CRITIQUE ET DEFENSE DE L’ESPRIT DES LOIS
DERNIÈRES ANNÉES DE MONTESQUIEU
SON INFLUENCE EN EUROPE SOUS L’ANCIEN RÉGIME
SES VUES SUR LE GOUVERNEMENT FRANÇAIS

l'Esprit des lois fut imprimé à Genève, où il parut, au mois de novembre 1748, en deux volumes in-4o. Il n’y avait point de nom d’auteur ; mais tout le monde y mit celui de Montesquieu. Le livre se trouva, en France, dans les mains de tous les honnêtes gens, bien que la censure n’en eût point autorisé la circulation. Le succès fut très vif. Les critiques ne manquèrent pas. Montesquieu était trop simplement grand homme, pour ne pas faire d’envieux. Il heurtait trop de préjugés et déroutait trop d’habitudes pour ne pas soulever de protestations.

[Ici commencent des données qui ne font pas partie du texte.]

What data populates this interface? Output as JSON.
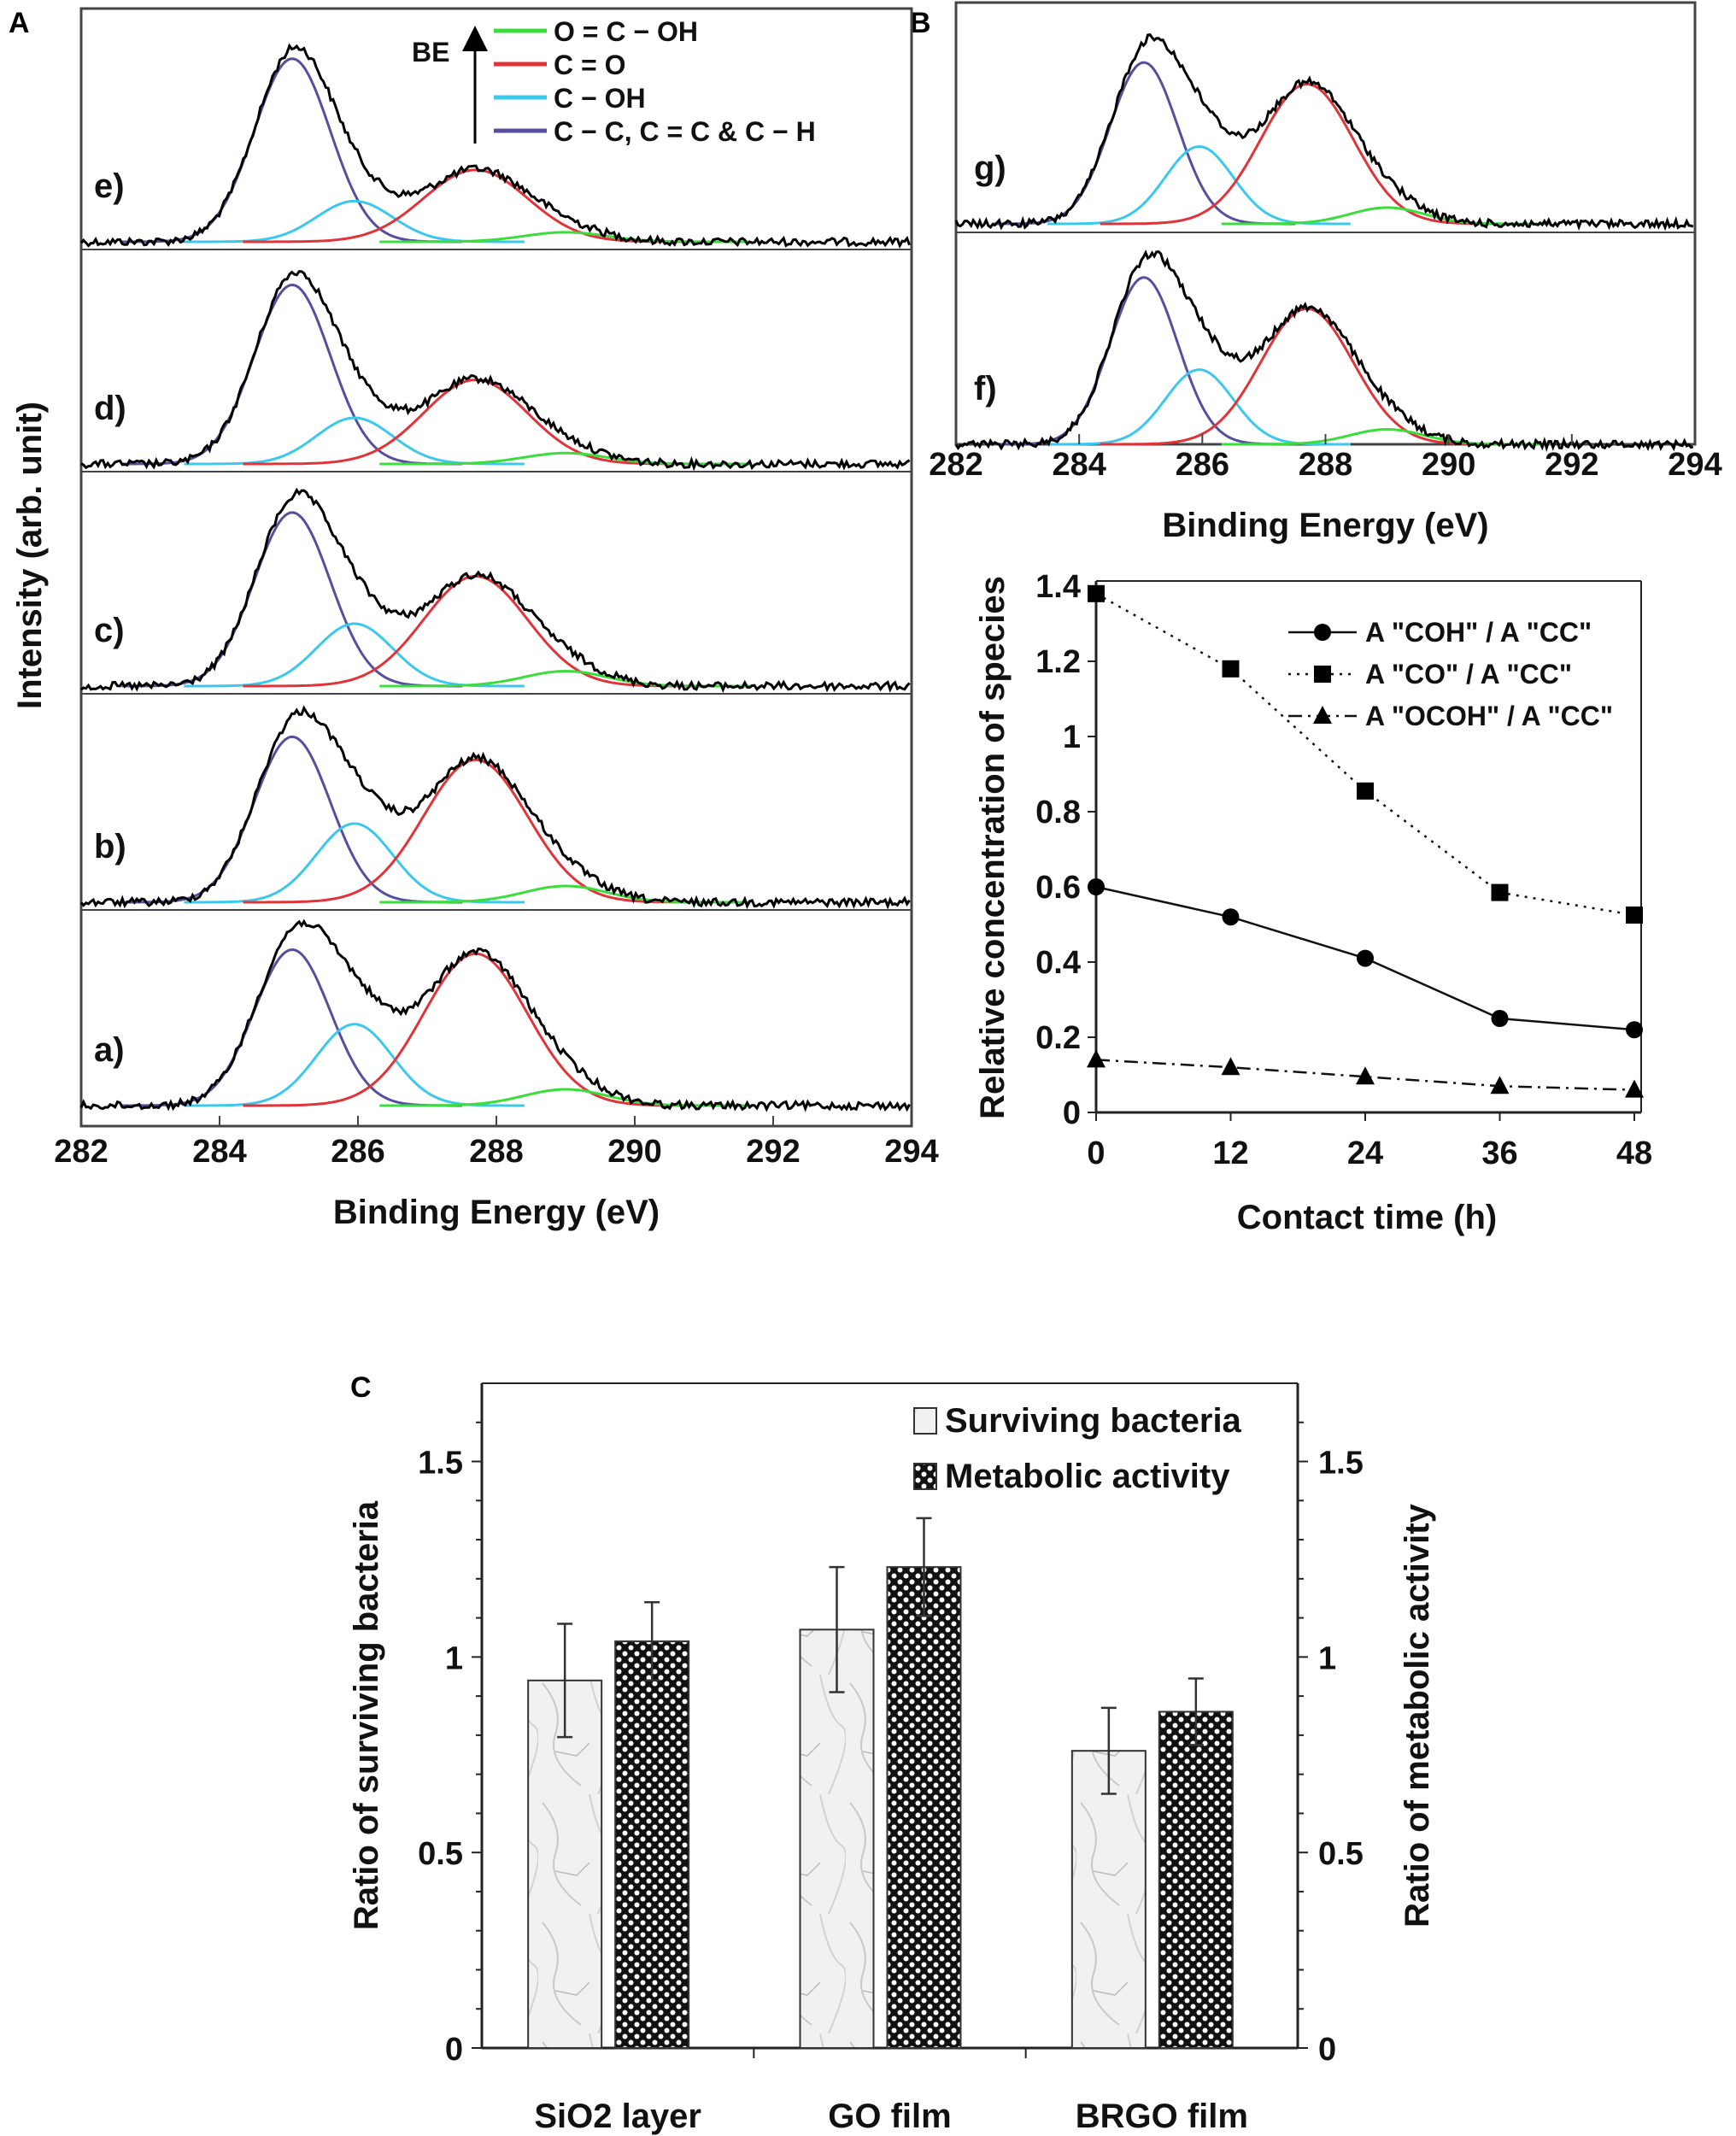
{
  "panel_labels": {
    "a": "A",
    "b": "B",
    "c": "C"
  },
  "chart_data": [
    {
      "type": "line",
      "id": "xps-A",
      "xlabel": "Binding Energy (eV)",
      "ylabel": "Intensity (arb. unit)",
      "xlim": [
        282,
        294
      ],
      "xticks": [
        282,
        284,
        286,
        288,
        290,
        292,
        294
      ],
      "legend": {
        "arrow_label": "BE",
        "entries": [
          {
            "name": "O = C − OH",
            "color": "#3ddc3d"
          },
          {
            "name": "C = O",
            "color": "#e0343a"
          },
          {
            "name": "C − OH",
            "color": "#3cc8ec"
          },
          {
            "name": "C − C, C = C & C − H",
            "color": "#55509e"
          }
        ],
        "placement": "top-right"
      },
      "components": [
        {
          "name": "C-C",
          "center": 285.05,
          "sigma": 0.55
        },
        {
          "name": "C-OH",
          "center": 285.95,
          "sigma": 0.55
        },
        {
          "name": "C=O",
          "center": 287.7,
          "sigma": 0.75
        },
        {
          "name": "O=C-OH",
          "center": 289.0,
          "sigma": 0.6
        }
      ],
      "spectra": [
        {
          "label": "e)",
          "amplitudes": [
            135,
            30,
            53,
            7
          ]
        },
        {
          "label": "d)",
          "amplitudes": [
            132,
            34,
            62,
            8
          ]
        },
        {
          "label": "c)",
          "amplitudes": [
            128,
            46,
            81,
            11
          ]
        },
        {
          "label": "b)",
          "amplitudes": [
            122,
            58,
            105,
            12
          ]
        },
        {
          "label": "a)",
          "amplitudes": [
            115,
            60,
            112,
            12
          ]
        }
      ]
    },
    {
      "type": "line",
      "id": "xps-B",
      "xlabel": "Binding Energy (eV)",
      "xlim": [
        282,
        294
      ],
      "xticks": [
        282,
        284,
        286,
        288,
        290,
        292,
        294
      ],
      "spectra": [
        {
          "label": "g)",
          "amplitudes": [
            119,
            57,
            103,
            12
          ]
        },
        {
          "label": "f)",
          "amplitudes": [
            123,
            55,
            100,
            11
          ]
        }
      ]
    },
    {
      "type": "line",
      "id": "concentration",
      "xlabel": "Contact time (h)",
      "ylabel": "Relative concentration of species",
      "x": [
        0,
        12,
        24,
        36,
        48
      ],
      "xlim": [
        0,
        48
      ],
      "ylim": [
        0,
        1.4
      ],
      "yticks": [
        "0",
        "0.2",
        "0.4",
        "0.6",
        "0.8",
        "1",
        "1.2",
        "1.4"
      ],
      "yticks_values": [
        0,
        0.2,
        0.4,
        0.6,
        0.8,
        1,
        1.2,
        1.4
      ],
      "xticks": [
        "0",
        "12",
        "24",
        "36",
        "48"
      ],
      "legend_placement": "top-right",
      "series": [
        {
          "name": "A \"COH\" / A \"CC\"",
          "marker": "circle",
          "style": "solid",
          "values": [
            0.6,
            0.52,
            0.41,
            0.25,
            0.22
          ]
        },
        {
          "name": "A \"CO\" / A \"CC\"",
          "marker": "square",
          "style": "dotted",
          "values": [
            1.38,
            1.18,
            0.855,
            0.585,
            0.525
          ]
        },
        {
          "name": "A \"OCOH\" / A \"CC\"",
          "marker": "triangle",
          "style": "dashdot",
          "values": [
            0.14,
            0.12,
            0.095,
            0.07,
            0.06
          ]
        }
      ]
    },
    {
      "type": "bar",
      "id": "bacteria",
      "categories": [
        "SiO2 layer",
        "GO film",
        "BRGO film"
      ],
      "ylabel": "Ratio of surviving bacteria",
      "y2label": "Ratio of metabolic activity",
      "ylim": [
        0,
        1.7
      ],
      "yticks": [
        "0",
        "0.5",
        "1",
        "1.5"
      ],
      "yticks_values": [
        0,
        0.5,
        1,
        1.5
      ],
      "legend_placement": "top-right",
      "series": [
        {
          "name": "Surviving bacteria",
          "values": [
            0.94,
            1.07,
            0.76
          ],
          "errors": [
            0.145,
            0.16,
            0.11
          ]
        },
        {
          "name": "Metabolic activity",
          "values": [
            1.04,
            1.23,
            0.86
          ],
          "errors": [
            0.1,
            0.125,
            0.085
          ]
        }
      ]
    }
  ]
}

Il heurtait surtout le préjugé de la raison pure et déroutait le bel arbitraire des réformateurs sur la table rase. Cette école de spéculateurs a toujours été rebelle à l’expérience. Elle condamna l'Esprit des lois sans l’entendre, et la méthode historique sans essayer de l’appliquer.

Montesquieu avait un ami dans cette école. C’était Helvétius : il composa un traité sur l’esprit en général, mais il ne comprit point celui de Montesquieu. Il avait de l’aplomb, à défaut de profondeur ; il résuma, en quelques lignes, toutes les objections des abstracteurs de politique contre l'Esprit des lois : « Vous prêtez souvent au monde une raison et une sagesse qui n’est au fond que la vôtre… Un écrivain qui voulait être utile aux hommes devait plus s’occuper de maximes vraies dans un ordre de choses à venir, que de consacrer celles qui sont dangereuses… Je ne connais de gouvernements que de deux espèces : les bons et les mauvais ; les bons sont encore à faire. » Helvétius trouvait que Montesquieu apportait trop de complications dans la politique, que son hygiène était trop lente, et qu’elle exigeait trop de patience de la part du médecin, trop de vertu de la part du malade. Pourquoi tant de conseils minutieux, de diète et de régime ? Une bonne formule était si aisée à trouver et une bonne panacée si facile à prendre ! « Mon intention, » disait Montesquieu de quelqu’un qui le critiquait ainsi, « a été de faire mon ouvrage et non pas le sien. » Helvétius, qui redoutait l'Esprit des lois pour la réputation de son ami, se serait bien trouvé de l’échange.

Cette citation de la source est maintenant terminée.